British novelist Salman Rushdie, called a blasphemer and sentenced to death by Iran for his book "The Satanic Verses," said in an interview published Sunday that after 21 months in hiding he believes someday it will be safe for him to emerge.

Rushdie, who has been under guard by Scotland Yard since Iran issued the death sentence, told The New York Times Magazine that despite nearly two years of furtive movements from one safehouse to another, he remains unaccustomed to life in hiding.The 43-year-old author, who gave the interview prior to the publication in the United States of his new novel, "Haroun and the Sea of Stories," also discussed his life in hiding. The book has been published in Britain.

A fugitive from Moslem fundamentalists offended by "the Satanic Verses," which they said blasphemed Islam, he is given "grade one" protection by Scotland Yard's Special Branch - the highest level usually accorded visiting dignitaries.

"It requires an enormous amount of energy each day to keep yourself going," said Rushdie, who was interviewed at a secret location outside London. " . . . Still some days there is simply not the energy.
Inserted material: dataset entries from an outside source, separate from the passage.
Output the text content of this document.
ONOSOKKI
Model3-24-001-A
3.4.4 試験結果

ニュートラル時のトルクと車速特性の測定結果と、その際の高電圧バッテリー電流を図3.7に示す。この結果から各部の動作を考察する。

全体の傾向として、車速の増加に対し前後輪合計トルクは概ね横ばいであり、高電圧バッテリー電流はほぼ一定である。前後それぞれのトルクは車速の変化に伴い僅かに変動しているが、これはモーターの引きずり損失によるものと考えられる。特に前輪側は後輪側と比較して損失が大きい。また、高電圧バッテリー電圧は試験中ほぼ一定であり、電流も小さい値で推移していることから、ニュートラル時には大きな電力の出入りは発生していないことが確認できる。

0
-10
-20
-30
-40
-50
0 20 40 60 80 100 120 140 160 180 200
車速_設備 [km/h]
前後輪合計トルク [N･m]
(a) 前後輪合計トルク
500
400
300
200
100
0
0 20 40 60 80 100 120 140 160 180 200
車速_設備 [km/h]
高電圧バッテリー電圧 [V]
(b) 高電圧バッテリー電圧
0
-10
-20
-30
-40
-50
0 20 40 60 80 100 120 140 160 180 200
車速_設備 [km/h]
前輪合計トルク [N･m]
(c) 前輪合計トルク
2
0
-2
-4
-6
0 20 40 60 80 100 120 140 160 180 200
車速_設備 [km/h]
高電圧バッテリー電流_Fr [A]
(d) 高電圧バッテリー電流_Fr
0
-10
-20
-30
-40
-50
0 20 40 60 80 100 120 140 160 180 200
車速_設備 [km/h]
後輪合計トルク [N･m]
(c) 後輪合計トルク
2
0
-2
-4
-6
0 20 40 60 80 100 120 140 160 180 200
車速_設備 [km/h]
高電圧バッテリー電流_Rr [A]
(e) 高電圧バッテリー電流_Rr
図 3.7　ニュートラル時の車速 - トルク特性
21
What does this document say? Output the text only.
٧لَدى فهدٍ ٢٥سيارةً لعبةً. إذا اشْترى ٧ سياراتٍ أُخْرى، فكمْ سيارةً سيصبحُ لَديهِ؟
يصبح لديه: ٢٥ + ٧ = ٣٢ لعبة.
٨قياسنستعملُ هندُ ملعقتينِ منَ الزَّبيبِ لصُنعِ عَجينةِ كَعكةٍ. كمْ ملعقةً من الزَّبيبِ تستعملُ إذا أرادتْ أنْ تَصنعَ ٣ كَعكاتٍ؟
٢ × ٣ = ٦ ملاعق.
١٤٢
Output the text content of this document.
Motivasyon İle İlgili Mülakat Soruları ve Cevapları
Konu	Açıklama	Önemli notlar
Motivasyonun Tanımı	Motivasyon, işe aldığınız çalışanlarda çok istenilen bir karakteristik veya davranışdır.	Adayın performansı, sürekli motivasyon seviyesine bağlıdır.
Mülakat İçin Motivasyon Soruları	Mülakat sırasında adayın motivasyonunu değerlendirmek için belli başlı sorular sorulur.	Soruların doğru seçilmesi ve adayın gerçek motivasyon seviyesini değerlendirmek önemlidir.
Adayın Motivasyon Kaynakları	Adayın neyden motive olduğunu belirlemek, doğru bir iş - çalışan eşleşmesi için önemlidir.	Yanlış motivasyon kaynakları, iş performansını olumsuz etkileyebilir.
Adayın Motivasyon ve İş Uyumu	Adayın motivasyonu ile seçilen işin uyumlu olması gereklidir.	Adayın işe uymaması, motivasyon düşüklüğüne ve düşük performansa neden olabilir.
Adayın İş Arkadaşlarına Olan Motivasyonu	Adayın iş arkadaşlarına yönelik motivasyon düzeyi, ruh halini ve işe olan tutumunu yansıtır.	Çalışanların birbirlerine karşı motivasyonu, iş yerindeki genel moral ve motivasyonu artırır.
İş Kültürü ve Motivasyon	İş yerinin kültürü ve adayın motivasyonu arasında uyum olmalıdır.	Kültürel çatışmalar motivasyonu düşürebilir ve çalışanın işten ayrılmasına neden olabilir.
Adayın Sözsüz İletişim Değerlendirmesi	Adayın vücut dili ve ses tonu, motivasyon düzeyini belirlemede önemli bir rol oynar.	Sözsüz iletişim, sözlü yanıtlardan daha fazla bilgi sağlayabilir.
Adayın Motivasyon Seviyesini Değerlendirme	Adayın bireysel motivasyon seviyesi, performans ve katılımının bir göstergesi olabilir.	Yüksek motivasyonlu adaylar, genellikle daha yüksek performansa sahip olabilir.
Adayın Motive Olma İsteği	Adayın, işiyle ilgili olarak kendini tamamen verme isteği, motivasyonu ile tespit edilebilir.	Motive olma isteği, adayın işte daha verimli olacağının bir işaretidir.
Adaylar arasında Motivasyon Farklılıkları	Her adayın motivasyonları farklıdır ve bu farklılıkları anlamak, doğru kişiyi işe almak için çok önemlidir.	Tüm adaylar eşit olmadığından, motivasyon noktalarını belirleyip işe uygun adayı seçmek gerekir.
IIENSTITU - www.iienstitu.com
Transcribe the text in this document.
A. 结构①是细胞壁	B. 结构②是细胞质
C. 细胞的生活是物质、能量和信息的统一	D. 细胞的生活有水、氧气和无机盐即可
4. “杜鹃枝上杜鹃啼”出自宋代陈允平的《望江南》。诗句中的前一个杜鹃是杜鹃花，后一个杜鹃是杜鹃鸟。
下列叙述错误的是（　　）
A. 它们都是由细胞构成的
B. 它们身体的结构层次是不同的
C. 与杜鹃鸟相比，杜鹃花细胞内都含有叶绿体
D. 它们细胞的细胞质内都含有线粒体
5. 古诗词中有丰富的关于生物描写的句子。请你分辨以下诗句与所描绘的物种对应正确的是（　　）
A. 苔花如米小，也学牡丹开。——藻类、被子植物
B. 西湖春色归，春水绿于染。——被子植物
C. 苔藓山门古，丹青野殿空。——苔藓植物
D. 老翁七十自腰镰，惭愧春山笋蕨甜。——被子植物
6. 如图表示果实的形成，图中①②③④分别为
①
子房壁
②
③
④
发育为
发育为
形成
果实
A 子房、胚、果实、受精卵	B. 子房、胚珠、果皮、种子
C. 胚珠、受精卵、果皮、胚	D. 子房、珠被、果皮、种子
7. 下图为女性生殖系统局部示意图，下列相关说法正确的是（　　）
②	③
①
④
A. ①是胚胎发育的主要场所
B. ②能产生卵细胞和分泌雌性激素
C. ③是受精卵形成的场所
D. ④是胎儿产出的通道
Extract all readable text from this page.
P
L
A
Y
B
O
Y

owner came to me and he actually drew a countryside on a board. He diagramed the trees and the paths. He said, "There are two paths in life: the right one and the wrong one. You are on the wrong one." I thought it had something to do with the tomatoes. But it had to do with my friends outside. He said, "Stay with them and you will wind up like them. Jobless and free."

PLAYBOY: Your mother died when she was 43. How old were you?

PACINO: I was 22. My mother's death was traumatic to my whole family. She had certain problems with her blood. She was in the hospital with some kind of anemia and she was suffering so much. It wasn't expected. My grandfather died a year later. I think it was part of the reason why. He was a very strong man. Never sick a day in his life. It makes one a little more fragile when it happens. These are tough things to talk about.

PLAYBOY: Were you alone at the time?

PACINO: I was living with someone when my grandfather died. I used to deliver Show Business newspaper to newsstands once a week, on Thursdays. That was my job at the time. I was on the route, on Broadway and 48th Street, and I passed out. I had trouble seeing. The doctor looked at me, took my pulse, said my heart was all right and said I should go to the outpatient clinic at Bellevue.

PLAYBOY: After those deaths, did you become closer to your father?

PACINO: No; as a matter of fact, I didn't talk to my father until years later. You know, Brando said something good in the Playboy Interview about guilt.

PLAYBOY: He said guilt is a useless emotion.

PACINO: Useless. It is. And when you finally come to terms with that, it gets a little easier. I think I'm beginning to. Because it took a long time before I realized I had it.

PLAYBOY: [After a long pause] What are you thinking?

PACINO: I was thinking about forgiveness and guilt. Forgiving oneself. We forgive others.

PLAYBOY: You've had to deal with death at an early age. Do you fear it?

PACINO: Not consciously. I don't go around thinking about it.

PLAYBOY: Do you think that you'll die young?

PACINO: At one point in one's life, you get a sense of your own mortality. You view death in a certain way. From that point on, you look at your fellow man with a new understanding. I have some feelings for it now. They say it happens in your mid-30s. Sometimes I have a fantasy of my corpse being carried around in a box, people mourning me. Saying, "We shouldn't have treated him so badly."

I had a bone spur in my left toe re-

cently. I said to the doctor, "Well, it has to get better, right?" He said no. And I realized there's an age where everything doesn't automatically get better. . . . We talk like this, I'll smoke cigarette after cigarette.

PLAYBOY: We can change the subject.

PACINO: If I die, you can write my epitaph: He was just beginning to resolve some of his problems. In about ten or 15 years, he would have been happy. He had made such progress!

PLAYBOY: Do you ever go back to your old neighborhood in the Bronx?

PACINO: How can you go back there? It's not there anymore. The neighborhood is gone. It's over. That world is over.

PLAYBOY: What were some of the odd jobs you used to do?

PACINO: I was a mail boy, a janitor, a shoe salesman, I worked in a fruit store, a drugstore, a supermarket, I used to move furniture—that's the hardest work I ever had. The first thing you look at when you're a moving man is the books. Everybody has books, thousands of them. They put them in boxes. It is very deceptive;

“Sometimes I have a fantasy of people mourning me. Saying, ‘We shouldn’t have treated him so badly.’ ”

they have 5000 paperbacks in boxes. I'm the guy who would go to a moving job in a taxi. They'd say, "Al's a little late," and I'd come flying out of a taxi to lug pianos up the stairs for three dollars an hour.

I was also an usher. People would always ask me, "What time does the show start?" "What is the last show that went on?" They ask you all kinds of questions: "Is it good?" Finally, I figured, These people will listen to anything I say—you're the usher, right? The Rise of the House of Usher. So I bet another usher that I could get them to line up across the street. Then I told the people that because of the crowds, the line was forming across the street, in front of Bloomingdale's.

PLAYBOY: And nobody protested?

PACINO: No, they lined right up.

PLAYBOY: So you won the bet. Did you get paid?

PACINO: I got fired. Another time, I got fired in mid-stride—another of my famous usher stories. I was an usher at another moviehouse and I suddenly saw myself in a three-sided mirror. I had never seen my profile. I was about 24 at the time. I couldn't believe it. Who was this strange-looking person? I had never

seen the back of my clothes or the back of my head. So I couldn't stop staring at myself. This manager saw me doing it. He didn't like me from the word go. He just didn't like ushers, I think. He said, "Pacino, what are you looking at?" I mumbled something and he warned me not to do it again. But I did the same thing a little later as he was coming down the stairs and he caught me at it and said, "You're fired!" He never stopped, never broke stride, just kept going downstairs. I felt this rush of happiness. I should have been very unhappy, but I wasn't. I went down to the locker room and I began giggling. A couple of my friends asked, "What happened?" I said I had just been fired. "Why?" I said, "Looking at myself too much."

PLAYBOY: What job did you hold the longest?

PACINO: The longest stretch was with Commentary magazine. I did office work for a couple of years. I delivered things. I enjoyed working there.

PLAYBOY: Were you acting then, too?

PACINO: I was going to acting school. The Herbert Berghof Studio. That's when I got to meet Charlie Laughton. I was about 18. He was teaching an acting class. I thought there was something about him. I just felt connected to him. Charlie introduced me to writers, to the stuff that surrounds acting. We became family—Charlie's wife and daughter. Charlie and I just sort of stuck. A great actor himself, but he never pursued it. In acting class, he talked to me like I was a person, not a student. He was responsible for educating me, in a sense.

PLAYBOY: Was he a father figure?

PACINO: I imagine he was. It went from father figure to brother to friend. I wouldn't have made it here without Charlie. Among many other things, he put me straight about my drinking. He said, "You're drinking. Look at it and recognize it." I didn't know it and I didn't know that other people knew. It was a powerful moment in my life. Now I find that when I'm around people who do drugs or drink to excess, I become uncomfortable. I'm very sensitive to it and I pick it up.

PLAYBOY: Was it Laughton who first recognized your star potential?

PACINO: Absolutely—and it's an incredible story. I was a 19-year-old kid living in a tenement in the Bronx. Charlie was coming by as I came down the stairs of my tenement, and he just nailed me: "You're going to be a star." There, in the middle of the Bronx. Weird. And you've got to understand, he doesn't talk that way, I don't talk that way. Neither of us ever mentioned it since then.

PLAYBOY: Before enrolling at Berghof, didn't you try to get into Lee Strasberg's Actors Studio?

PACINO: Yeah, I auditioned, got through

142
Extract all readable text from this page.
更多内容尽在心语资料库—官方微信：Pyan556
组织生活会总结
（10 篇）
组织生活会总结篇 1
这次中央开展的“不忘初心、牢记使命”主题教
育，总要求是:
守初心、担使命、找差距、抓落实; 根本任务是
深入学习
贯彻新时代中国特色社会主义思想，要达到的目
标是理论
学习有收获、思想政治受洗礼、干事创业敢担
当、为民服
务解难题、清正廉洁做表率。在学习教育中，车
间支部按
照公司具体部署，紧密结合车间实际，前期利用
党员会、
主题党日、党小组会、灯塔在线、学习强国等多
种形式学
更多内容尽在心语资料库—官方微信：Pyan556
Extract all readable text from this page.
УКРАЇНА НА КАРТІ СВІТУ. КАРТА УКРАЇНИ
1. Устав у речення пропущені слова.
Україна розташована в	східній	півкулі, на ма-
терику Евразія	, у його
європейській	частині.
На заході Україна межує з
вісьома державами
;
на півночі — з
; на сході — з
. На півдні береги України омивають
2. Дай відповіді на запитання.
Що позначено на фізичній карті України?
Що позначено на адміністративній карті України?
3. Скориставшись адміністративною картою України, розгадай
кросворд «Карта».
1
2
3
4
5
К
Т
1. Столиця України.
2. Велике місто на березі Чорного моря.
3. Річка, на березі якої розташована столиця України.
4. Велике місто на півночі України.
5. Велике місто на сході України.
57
One feels how the solitude is not of one's own making. But I have survived."

The novelist said he spends much of his time reading, writing and talking on the telephone.

He said he has spoken with Czechoslovak President Vaclav Havel, whom he described as a strong supporter. Havel organized an unsuccessful petition of the Iranian government to have the death sentence lifted.

Asked whether he thought the death sentence would become, in effect, a sentence of life in hiding, Rushdie said:

"No. No, I don't - I cannot - think that's true.

"No, I think the most extreme voices that have been raised against me - I know this is the case in England, for example - are increasingly being perceived as unproductive and unlikeable."